Momentos depois se encontrou com Gucky e se dirigiram os dois para a cabina de
comando da Lizard.
Não se tratava de ir contra os direitos do Capitão Graybound, mas, sendo sócio de
uma empresa comercial, Rhodan tinha que olhá-lo do ponto de vista de Administrador do
Império Solar, cujas prerrogativas especiais o colocavam como comandante-geral de
todos os cosmonautas, mesmo dos comerciais. Se Rhodan desejasse permanecer no posto
de comando, não haveria nenhuma lei que o pudesse impedir.
— Decolar! — ordenou o capitão. Depois, dirigindo-se a Rhodan:
— É muito apertado aqui na cabina de comando. Ocupe minha poltrona, eu posso
ficar de pé.
Rhodan aceitou o convite e se sentou. Depois falou com a maior naturalidade:
— O que que você está contrabandeando propriamente, Capitão Graybound?

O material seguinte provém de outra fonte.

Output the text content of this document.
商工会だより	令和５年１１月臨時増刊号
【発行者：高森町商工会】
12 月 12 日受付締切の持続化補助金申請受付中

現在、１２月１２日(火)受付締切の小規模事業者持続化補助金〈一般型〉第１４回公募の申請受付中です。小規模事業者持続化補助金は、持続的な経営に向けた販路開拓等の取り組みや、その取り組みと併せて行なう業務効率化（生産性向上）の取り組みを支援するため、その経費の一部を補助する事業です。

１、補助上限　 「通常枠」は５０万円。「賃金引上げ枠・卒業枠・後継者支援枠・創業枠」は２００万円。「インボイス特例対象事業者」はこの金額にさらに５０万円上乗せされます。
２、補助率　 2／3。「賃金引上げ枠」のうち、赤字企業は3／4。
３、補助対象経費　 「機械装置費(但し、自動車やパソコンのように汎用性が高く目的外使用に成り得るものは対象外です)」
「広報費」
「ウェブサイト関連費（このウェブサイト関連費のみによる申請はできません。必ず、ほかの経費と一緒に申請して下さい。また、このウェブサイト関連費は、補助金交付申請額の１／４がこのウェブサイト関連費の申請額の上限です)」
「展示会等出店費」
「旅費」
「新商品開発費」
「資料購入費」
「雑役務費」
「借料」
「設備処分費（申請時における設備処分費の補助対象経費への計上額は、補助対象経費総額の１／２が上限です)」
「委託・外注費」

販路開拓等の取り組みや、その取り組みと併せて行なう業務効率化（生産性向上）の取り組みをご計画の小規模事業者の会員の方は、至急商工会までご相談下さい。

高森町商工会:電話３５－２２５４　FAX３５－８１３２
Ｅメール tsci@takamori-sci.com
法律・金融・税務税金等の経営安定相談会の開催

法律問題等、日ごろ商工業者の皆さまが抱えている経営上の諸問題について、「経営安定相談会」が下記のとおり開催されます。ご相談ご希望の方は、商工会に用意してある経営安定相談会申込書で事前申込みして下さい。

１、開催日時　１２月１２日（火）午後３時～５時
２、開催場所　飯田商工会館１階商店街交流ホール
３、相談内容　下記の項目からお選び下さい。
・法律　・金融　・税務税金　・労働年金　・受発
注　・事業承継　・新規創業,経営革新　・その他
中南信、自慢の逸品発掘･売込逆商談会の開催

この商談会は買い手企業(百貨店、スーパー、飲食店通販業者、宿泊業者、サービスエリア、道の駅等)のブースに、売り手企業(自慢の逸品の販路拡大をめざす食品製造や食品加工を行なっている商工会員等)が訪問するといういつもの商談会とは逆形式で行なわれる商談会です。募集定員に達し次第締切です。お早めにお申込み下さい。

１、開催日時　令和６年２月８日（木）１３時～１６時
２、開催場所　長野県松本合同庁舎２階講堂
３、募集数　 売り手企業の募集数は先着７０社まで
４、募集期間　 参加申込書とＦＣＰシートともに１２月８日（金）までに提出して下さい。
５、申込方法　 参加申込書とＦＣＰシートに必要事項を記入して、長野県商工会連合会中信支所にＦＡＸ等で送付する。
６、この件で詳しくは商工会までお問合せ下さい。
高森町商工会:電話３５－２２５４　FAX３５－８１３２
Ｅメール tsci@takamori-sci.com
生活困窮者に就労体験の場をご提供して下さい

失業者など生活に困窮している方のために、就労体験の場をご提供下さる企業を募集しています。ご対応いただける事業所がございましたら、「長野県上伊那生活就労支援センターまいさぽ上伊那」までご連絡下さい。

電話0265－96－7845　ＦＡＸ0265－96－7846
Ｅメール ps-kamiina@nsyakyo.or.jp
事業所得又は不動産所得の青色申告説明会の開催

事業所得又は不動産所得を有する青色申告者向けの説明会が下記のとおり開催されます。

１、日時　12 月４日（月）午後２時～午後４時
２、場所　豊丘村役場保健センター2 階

Rex Knatterbul estremeceu e deu uns passos para frente. Pelo que se deduzia, Rex
não conhecia ainda Rhodan, ou fingia não conhecer.
— Posso atirá-lo para fora da nave?
Graybound fez-lhe um gesto impulsivo de ameaça.
— Cale a boca, seu ignorante! Atirar Rhodan para fora da nave? Só rindo mesmo.
E respirando com dificuldade, continuou:
— Falou “contrabandeando”, mister Rhodan? O que o senhor entende por isto?
— Qual é a sua carga? — disse Rhodan sorrindo. — Nosso Gucky também é
telepata.
— Brinquedos e ursinhos de pelúcia. Para a criançada de Tuglan. Mas quando
chegarmos lá, a criançada estará de cabelos brancos.
— Ah! Ursinhos de pelúcia...? — repetiu, olhando para Gucky.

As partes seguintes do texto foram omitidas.